The two previous annual surveys in this series had found Arabs saying that U.S. withdrawal from Iraq and the Arabian peninsula ranked in the top three U.S. steps that would most improve their view of the U.S.

The most pleasing Obama administration policy for Arabs was its tolerant attitude toward Islam, the poll found. Even so, results overall suggest that U.S. efforts to cultivate public favor in the Middle East, such as Obama's promise of a "new beginning" in Cairo in June 2009, are overshadowed by issues such as the Israeli raid on a Gaza-bound aid flotilla in May.

Telhami said that the U.S. treatment of the Israel/Palestine conflict may be contributing to negative Arab views of the U.S. role in Iraq, and is certainly a cause of the overall negative shift against Obama.

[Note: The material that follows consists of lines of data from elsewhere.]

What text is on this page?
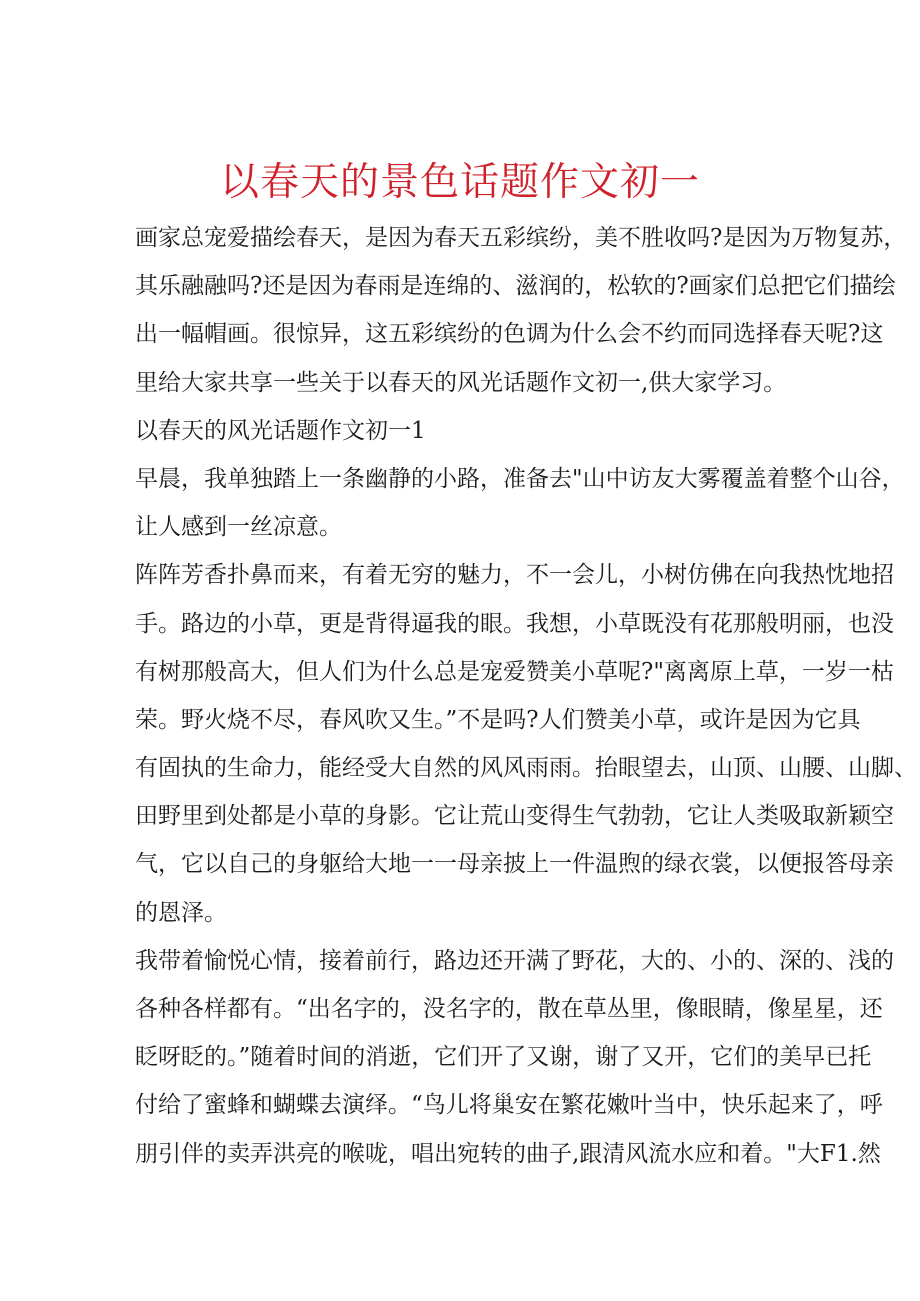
以春天的景色话题作文初一
画家总宠爱描绘春天，是因为春天五彩缤纷，美不胜收吗?是因为万物复苏，
其乐融融吗?还是因为春雨是连绵的、滋润的，松软的?画家们总把它们描绘
出一幅帽画。很惊异，这五彩缤纷的色调为什么会不约而同选择春天呢?这
里给大家共享一些关于以春天的风光话题作文初一,供大家学习。
以春天的风光话题作文初一1
早晨，我单独踏上一条幽静的小路，准备去"山中访友大雾覆盖着整个山谷，
让人感到一丝凉意。
阵阵芳香扑鼻而来，有着无穷的魅力，不一会儿，小树仿佛在向我热忱地招
手。路边的小草，更是背得逼我的眼。我想，小草既没有花那般明丽，也没
有树那般高大，但人们为什么总是宠爱赞美小草呢?"离离原上草，一岁一枯
荣。野火烧不尽，春风吹又生。”不是吗?人们赞美小草，或许是因为它具
有固执的生命力，能经受大自然的风风雨雨。抬眼望去，山顶、山腰、山脚、
田野里到处都是小草的身影。它让荒山变得生气勃勃，它让人类吸取新颖空
气，它以自己的身躯给大地一一母亲披上一件温煦的绿衣裳，以便报答母亲
的恩泽。
我带着愉悦心情，接着前行，路边还开满了野花，大的、小的、深的、浅的
各种各样都有。“出名字的，没名字的，散在草丛里，像眼睛，像星星，还
眨呀眨的。”随着时间的消逝，它们开了又谢，谢了又开，它们的美早已托
付给了蜜蜂和蝴蝶去演绎。“鸟儿将巢安在繁花嫩叶当中，快乐起来了，呼
朋引伴的卖弄洪亮的喉咙，唱出宛转的曲子,跟清风流水应和着。"大F1.然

"What happens is most Arabs see American foreign policy through the prism of Israel/Palestine, and when they're not happy on that issue the top half looks empty," Telhami said. "So, in a way the anger on the Israel/Palestine issue exacerbates their views on the Iraq issue."

The survey also found that while an Arab majority thinks that Iran is trying to acquire weapons of mass destruction, 77 percent say that Iran has a right to its nuclear program, and 57 percent say that a nuclear-armed Iran would be positive for the Middle East. In 2009, 53 percent of Arabs said that Iran had a right to its nuclear program, and 29 percent thought a nuclear Iran would have a positive impact on the Middle East.

"A lot of it is 'the enemy of my enemy (is my friend)' in relation to Iran," Telhami said.

The annual survey, which is in its ninth year, has an error margin of plus-or-minus 1.6 percentage points. It was administered to nearly 4,000 Arabs from Egypt, Jordan, Lebanon, Morocco, Saudi Arabia, and the United Arab Emirates from June 29 to July 20.